Apple spent $4 billion to buy back 31.2 million shares during the June quarter and, in all has spent $90 billion since beginning it share repurchase program. The company’s failure to support its share price despite the large share buybacks is evidence that investors may be starting to get antsy.
Apple Watch sales fail to impress
Perhaps the biggest issue with Apple that has been discussed for quite some time is its dependence on the iPhone. During the June quarter, Apple recorded a 35% year over year increase in iPhone units, which rose to 48 million. iPad volume declined 18% to 11 million, and Apple sold just 5 million Macs, illustrating how heavily the company depends on iPhone sales. Management also declined to break out Apple Watch units sales, instead including revenue from the device under “other.”
This has concerned many investors because the revenue category did not see an increase which would suggest that the device is another huge hit. Sales of the “other” category increased from $1.77 billion in last year’s June quarter to $2.6 billion in this year’s June quarter. Management attempted to reassure investors that sales of the Apple Watch are going well, but Wall Street doesn’t seem convinced.
AAPL iPhone dependence not the only problem
Gillis highlighted two other problem areas he sees, with the first being services. Apple has been focused on building out a strong ecosystem, and analysts from multiple firms have praised the iOS ecosystem and its stickiness. However, Gillis suggests that consumers don’t really like the company’s services.
“Does anyone really love using iTunes?” he mused in his report this week. “Do you truly consider the App store a polished product with curated suggestions that can’t be improved? Have you compared Siri to Google Now?”
His assertions seem anecdotal for now. Apple Music is the newest service being offered by the company, and management has said 10 million consumers have signed up for the free trial, but he suggests that it’s “disappointing” for Apple to offer a product that’s so similar to the streaming music services offered by competitors already.
Also there have been rumors about a TV service from Apple, and Gillis seems to think that it will be a disappointment as well. Further, he wants to know why Apple hasn’t successfully established an ad revenue stream and also questions such services will increase the company’s regulatory risks.
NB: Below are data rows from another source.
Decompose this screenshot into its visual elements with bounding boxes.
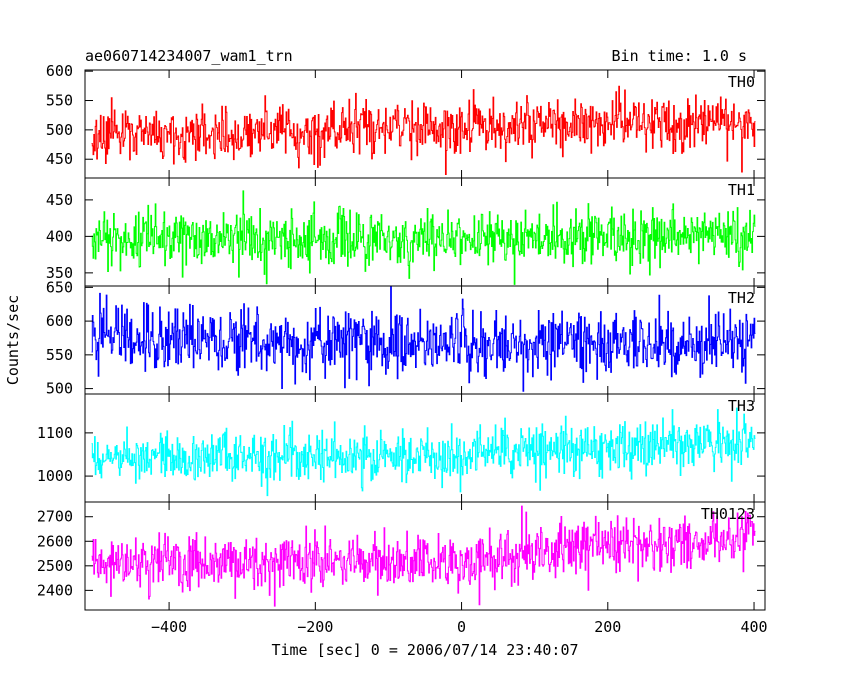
series-trace-th3 (91, 407, 756, 497)
y-tick-label: 600 (46, 62, 73, 80)
panel-th0: 450 500 550 600 TH0 (46, 62, 766, 179)
y-tick-label: 550 (46, 346, 73, 364)
panel-label: TH3 (728, 397, 755, 415)
y-tick-label: 450 (46, 150, 73, 168)
y-axis-title: Counts/sec (4, 295, 22, 385)
y-tick-label: 1100 (37, 424, 73, 442)
x-tick-label: −200 (297, 618, 333, 636)
series-trace-th0 (91, 85, 756, 176)
panel-label: TH1 (728, 181, 755, 199)
panel-th1: 350 400 450 TH1 (46, 177, 766, 287)
panel-th0123: 2400 2500 2600 2700 TH0123 (37, 501, 766, 611)
x-tick-label: −400 (151, 618, 187, 636)
x-tick-label: 400 (740, 618, 767, 636)
y-tick-label: 1000 (37, 467, 73, 485)
x-tick-label: 200 (594, 618, 621, 636)
x-axis-title: Time [sec] 0 = 2006/07/14 23:40:07 (271, 641, 578, 659)
panel-frame (84, 501, 766, 611)
bin-time-label: Bin time: 1.0 s (612, 47, 747, 65)
series-trace-th2 (91, 286, 756, 392)
y-tick-label: 500 (46, 121, 73, 139)
series-trace-th1 (91, 190, 756, 285)
chart-title: ae060714234007_wam1_trn (85, 47, 293, 65)
y-tick-label: 2400 (37, 581, 73, 599)
y-tick-label: 450 (46, 191, 73, 209)
panel-label: TH2 (728, 289, 755, 307)
panel-th2: 500 550 600 650 TH2 (46, 278, 766, 398)
y-tick-label: 350 (46, 264, 73, 282)
panels-group: 450 500 550 600 TH0 350 400 450 TH1 500 550 600 650 T… (37, 62, 766, 611)
x-tick-label: 0 (457, 618, 466, 636)
y-tick-label: 550 (46, 92, 73, 110)
y-tick-label: 2500 (37, 557, 73, 575)
y-tick-label: 400 (46, 227, 73, 245)
y-tick-label: 650 (46, 278, 73, 296)
y-tick-label: 600 (46, 312, 73, 330)
panel-label: TH0123 (701, 505, 755, 523)
series-trace-th0123 (91, 505, 756, 607)
y-tick-label: 2700 (37, 508, 73, 526)
x-axis: −400 −200 0 200 400 (151, 618, 768, 636)
panel-label: TH0 (728, 73, 755, 91)
y-tick-label: 2600 (37, 532, 73, 550)
panel-th3: 1000 1100 TH3 (37, 393, 766, 503)
y-tick-label: 500 (46, 380, 73, 398)
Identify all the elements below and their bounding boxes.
Indeed, a senator has already called for an investigation of Apple Music for its licensing terms.
Apple (AAPL) growth slowing
Second, he points out that Apple is falling victim to the Law of Large Numbers. He’s expecting the company’s growth to slow, although not until next year’s December quarter. Of course he’s not including revenue from as yet unannounced products. Further, he doesn’t see much more room for Apple to grow the average selling price of the iPhone, which means the company will be even more dependent on unit growth for the handset.
He also pointed out that Apple’s share repurchases will likely slow as it burns through its domestic cash.